Hay preguntas que se evitan por miedo, a herir, a tocar algún punto sensible, a meter el dedo en la llaga. Así que charlar tiene que ver muchas veces con predisponerse a escuchar lo que los demás quieran o necesiten contar. 

Eva Parra se muestra abierta, pero también implícitamente marca los límites de entrada. Hay temas que va a evadir.

Eva es Eva, y necesitó decirlo muchas veces, y repetírselo a sí misma, hasta que se lo pudo contar a los demás… a su manera.

Para ella Lo Torcidito es muy especial, es la obra con la que le habló de su identidad de género al mundo, usó al teatro como excusa.

Lo Torcidito es muy importante, porque es una bisagra, un punto que necesitaba dice al principio de la charla.

La guía y el apoyo de la directora y dramaturga Cristina Merelli, fue crucial para que la puesta tomara forma, acompañó a Eva desde el primer momento. Se olvidaron de las distancias, y una desde Buenos Aires y la otra desde Salta crearon una obra visceral. Lo torcidito no tienen que ver con lo que se muestra hacia afuera sino con todo aquello que resuena por dentro.

¿Cuánto tiempo te llevó escribir la obra?

Más de un año.

¿Vos en ese transcurso hiciste el cambio de identidad de género?
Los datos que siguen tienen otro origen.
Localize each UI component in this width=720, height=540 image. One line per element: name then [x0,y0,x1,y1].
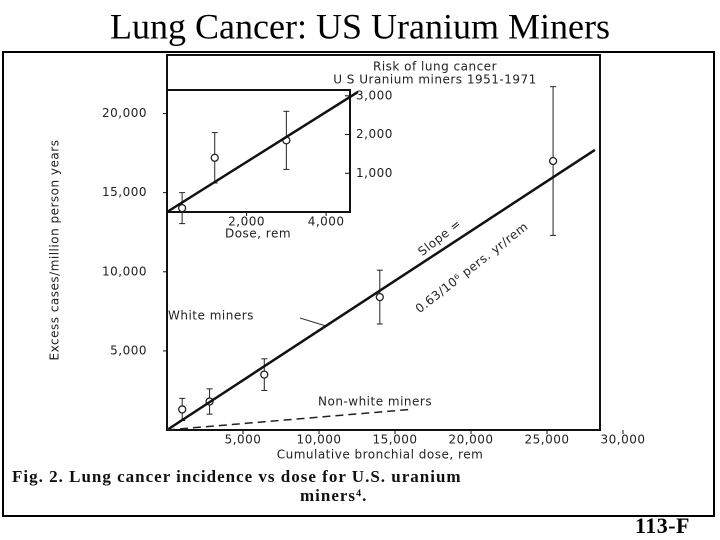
y-tick-label: 2,000 [356,127,393,141]
data-point [375,292,384,302]
slide-title: Lung Cancer: US Uranium Miners [110,6,610,46]
x-tick-label: 10,000 [297,433,342,447]
x-axis-label: Dose, rem [225,227,291,241]
data-point [260,370,269,379]
leader-line [299,317,327,327]
x-tick-label: 15,000 [373,433,418,447]
caption-line: Fig. 2. Lung cancer incidence vs dose fo… [12,467,462,486]
annotation: 0.63/10⁶ pers. yr/rem [413,219,531,315]
fit-line [166,148,596,432]
y-tick-label: 1,000 [356,166,393,180]
plot-frame [166,54,601,431]
y-tick-label: 3,000 [356,88,393,102]
inset-title: Risk of lung cancer [373,60,497,74]
y-tick-label: 20,000 [102,106,147,120]
x-tick-label: 4,000 [308,215,345,229]
x-tick-label: 2,000 [228,215,265,229]
figure-frame [2,51,715,517]
y-tick-label: 15,000 [102,185,147,199]
dashed-line [166,408,411,431]
inset-title: U S Uranium miners 1951-1971 [333,73,537,87]
x-tick-label: 25,000 [525,433,570,447]
data-point [548,156,558,166]
caption-line: miners⁴. [300,486,367,505]
y-tick-label: 10,000 [102,264,147,278]
data-point [210,153,219,162]
y-axis-label: Excess cases/million person years [48,140,62,361]
y-tick-label: 5,000 [110,343,147,357]
data-point [177,203,187,213]
x-axis-label: Cumulative bronchial dose, rem [277,448,484,462]
page-number: 113-F [635,513,690,538]
x-tick-label: 20,000 [449,433,494,447]
series-label: White miners [168,309,254,323]
x-tick-label: 5,000 [225,433,262,447]
series-label: Non-white miners [318,395,432,409]
fit-line [166,90,359,214]
x-tick-label: 30,000 [601,433,646,447]
data-point [178,405,187,414]
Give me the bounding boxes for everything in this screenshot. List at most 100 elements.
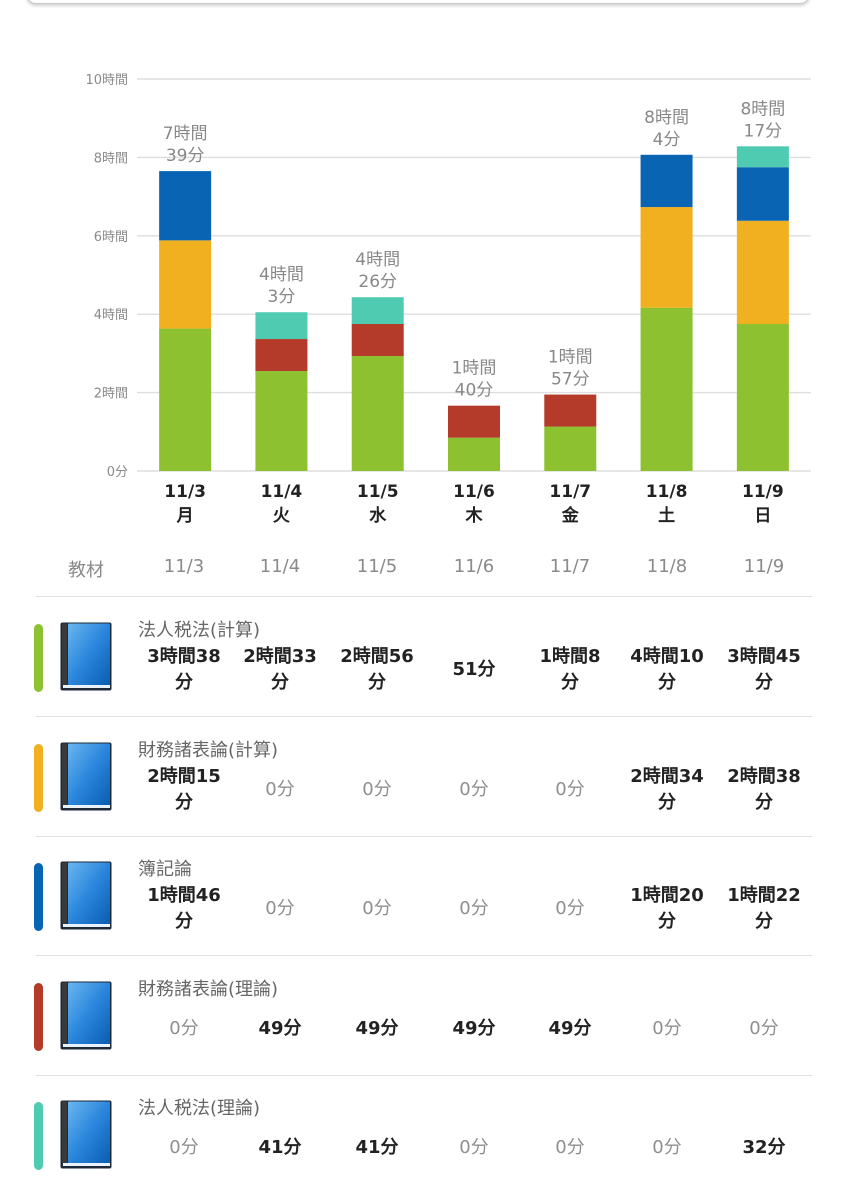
- bar-segment[interactable]: [255, 312, 308, 340]
- x-tick-weekday: 水: [369, 505, 387, 526]
- total-label-hours: 8時間: [644, 108, 689, 128]
- time-cell: 0分: [716, 1016, 812, 1042]
- time-value-unit: 分: [658, 911, 676, 932]
- bar-segment[interactable]: [255, 371, 308, 471]
- bar-segment[interactable]: [640, 154, 693, 208]
- total-label-minutes: 17分: [744, 121, 783, 141]
- y-tick-label: 6時間: [94, 230, 128, 245]
- time-cell: 0分: [522, 896, 618, 922]
- bar-segment[interactable]: [544, 426, 597, 471]
- total-label-hours: 4時間: [259, 265, 304, 285]
- time-value: 0分: [362, 778, 392, 800]
- time-cell: 0分: [619, 1135, 715, 1161]
- table-header: 教材 11/3 11/4 11/5 11/6 11/7 11/8 11/9: [36, 548, 812, 597]
- y-tick-label: 0分: [107, 465, 128, 480]
- x-axis: 11/3 月 11/4 火 11/5 水 11/6 木 11/7 金 11/8 土 11/9 日: [164, 482, 783, 526]
- color-indicator: [34, 624, 43, 692]
- material-name: 簿記論: [138, 859, 192, 880]
- x-tick-weekday: 月: [176, 506, 194, 526]
- bar-segment[interactable]: [448, 437, 500, 471]
- bar-segment[interactable]: [351, 324, 404, 357]
- bar-segment[interactable]: [159, 240, 212, 329]
- time-value: 0分: [555, 898, 585, 919]
- time-value: 51分: [452, 659, 496, 680]
- x-tick-weekday: 火: [273, 506, 291, 526]
- bar-segment[interactable]: [736, 324, 789, 471]
- header-material-label: 教材: [68, 560, 104, 581]
- time-value-unit: 分: [271, 672, 289, 693]
- time-cell: 1時間8 分: [522, 644, 618, 696]
- total-label-minutes: 3分: [268, 287, 296, 307]
- y-axis: 0分 2時間 4時間 6時間 8時間 10時間: [85, 73, 128, 480]
- material-name: 財務諸表論(計算): [138, 739, 279, 761]
- time-value-unit: 分: [658, 672, 676, 693]
- bar-segment[interactable]: [255, 339, 308, 372]
- time-value: 0分: [265, 898, 295, 919]
- time-cell: 1時間22 分: [716, 883, 812, 935]
- time-value: 3時間38: [147, 646, 221, 667]
- time-value: 0分: [459, 1137, 489, 1158]
- time-value-unit: 分: [755, 791, 773, 813]
- x-tick-date: 11/7: [549, 482, 591, 502]
- bar-segment[interactable]: [640, 307, 693, 471]
- bar-segment[interactable]: [736, 146, 789, 168]
- time-cell: 0分: [232, 896, 328, 922]
- time-cell: 0分: [426, 777, 522, 803]
- time-value-unit: 分: [175, 791, 193, 813]
- bar-segment[interactable]: [544, 394, 597, 427]
- material-name: 法人税法(計算): [138, 620, 261, 641]
- time-cell: 0分: [522, 1135, 618, 1161]
- bar-segment[interactable]: [351, 356, 404, 471]
- x-tick-weekday: 金: [561, 505, 580, 526]
- time-cell: 1時間46 分: [136, 883, 232, 935]
- book-icon: [60, 742, 112, 812]
- x-tick-date: 11/6: [453, 482, 495, 502]
- time-value: 0分: [362, 898, 392, 919]
- time-value: 49分: [452, 1017, 496, 1039]
- time-value: 2時間33: [243, 646, 317, 667]
- time-cell: 2時間56 分: [329, 644, 425, 696]
- time-cell: 0分: [329, 896, 425, 922]
- time-value: 0分: [652, 1137, 682, 1158]
- time-value: 0分: [652, 1017, 682, 1039]
- time-value: 0分: [555, 1137, 585, 1158]
- time-value: 0分: [459, 898, 489, 919]
- bar-segment[interactable]: [159, 328, 212, 471]
- material-row[interactable]: 財務諸表論(理論) 0分 49分 49分 49分 49分 0分 0分: [34, 957, 812, 1076]
- total-label-minutes: 57分: [551, 370, 590, 390]
- material-row[interactable]: 簿記論 1時間46 分 0分 0分 0分 0分 1時間20 分 1時間22 分: [34, 837, 812, 956]
- header-date: 11/4: [259, 556, 301, 577]
- material-row[interactable]: 法人税法(理論) 0分 41分 41分 0分 0分 0分 32分: [34, 1076, 812, 1194]
- time-value: 1時間22: [727, 885, 801, 906]
- bar-segment[interactable]: [640, 207, 693, 308]
- time-cell: 41分: [329, 1135, 425, 1161]
- y-tick-label: 2時間: [94, 387, 128, 402]
- time-cell: 0分: [136, 1135, 232, 1161]
- x-tick-date: 11/8: [646, 482, 688, 502]
- time-cell: 0分: [522, 777, 618, 803]
- material-row[interactable]: 財務諸表論(計算) 2時間15 分 0分 0分 0分 0分 2時間34 分 2時間38 分: [34, 718, 812, 837]
- time-value-unit: 分: [755, 911, 773, 932]
- time-cell: 2時間38 分: [716, 764, 812, 816]
- time-cell: 49分: [522, 1016, 618, 1042]
- time-value: 41分: [258, 1137, 302, 1158]
- time-value: 49分: [258, 1017, 302, 1039]
- time-value: 1時間20: [630, 885, 704, 906]
- total-label-minutes: 39分: [166, 146, 205, 166]
- bar-segment[interactable]: [159, 171, 212, 241]
- time-cell: 0分: [329, 777, 425, 803]
- color-indicator: [34, 982, 43, 1051]
- time-value: 1時間46: [147, 885, 221, 906]
- total-label-minutes: 26分: [358, 272, 397, 292]
- time-value: 1時間8: [539, 646, 601, 667]
- material-row[interactable]: 法人税法(計算) 3時間38 分 2時間33 分 2時間56 分 51分 1時間8 分 4時間10 分…: [34, 598, 812, 717]
- time-value: 49分: [355, 1017, 399, 1039]
- color-indicator: [34, 863, 43, 931]
- time-cell: 2時間33 分: [232, 644, 328, 696]
- bar-segment[interactable]: [448, 405, 500, 438]
- bar-segment[interactable]: [736, 167, 789, 221]
- bar-segment[interactable]: [736, 220, 789, 324]
- time-value: 2時間38: [727, 765, 801, 787]
- bar-segment[interactable]: [351, 297, 404, 324]
- x-tick-date: 11/9: [742, 482, 784, 502]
El cambio de documento todavía no lo hice.

O sea que en el documento no aparecés como Eva Parra

No importa tampoco, ni para la ley ni para mi, así que no. Lo que cambia es otra cosa, es la decisión tuya de decir quién sos más allá del documento. 

Yo tenía una imposibilidad de escribir sobre esto. Era muy difícil para mí, había intentado hacerlo sin tenerlo tan claro qué es lo que quería decir o qué es lo que quería hacer. 

Cuando descubrimos eso, Cristina me dijo: despreocupate, vos escribí, vos contá cosas.

Ahí fueron saliendo un montón de anécdotas y de vivencias que tenían que ver mucho conmigo aunque no fueran la realidad pura, porque estábamos escribiendo ficción, entonces mezclaba cosas que había vivido con cosas que había escuchado y con cosas que ví. 

Y así se fue armando, una vez que salió el primer texto todo fue más rápido. Yo mandaba los textos, Cristina ni los tocaba, los dejaba tal cual.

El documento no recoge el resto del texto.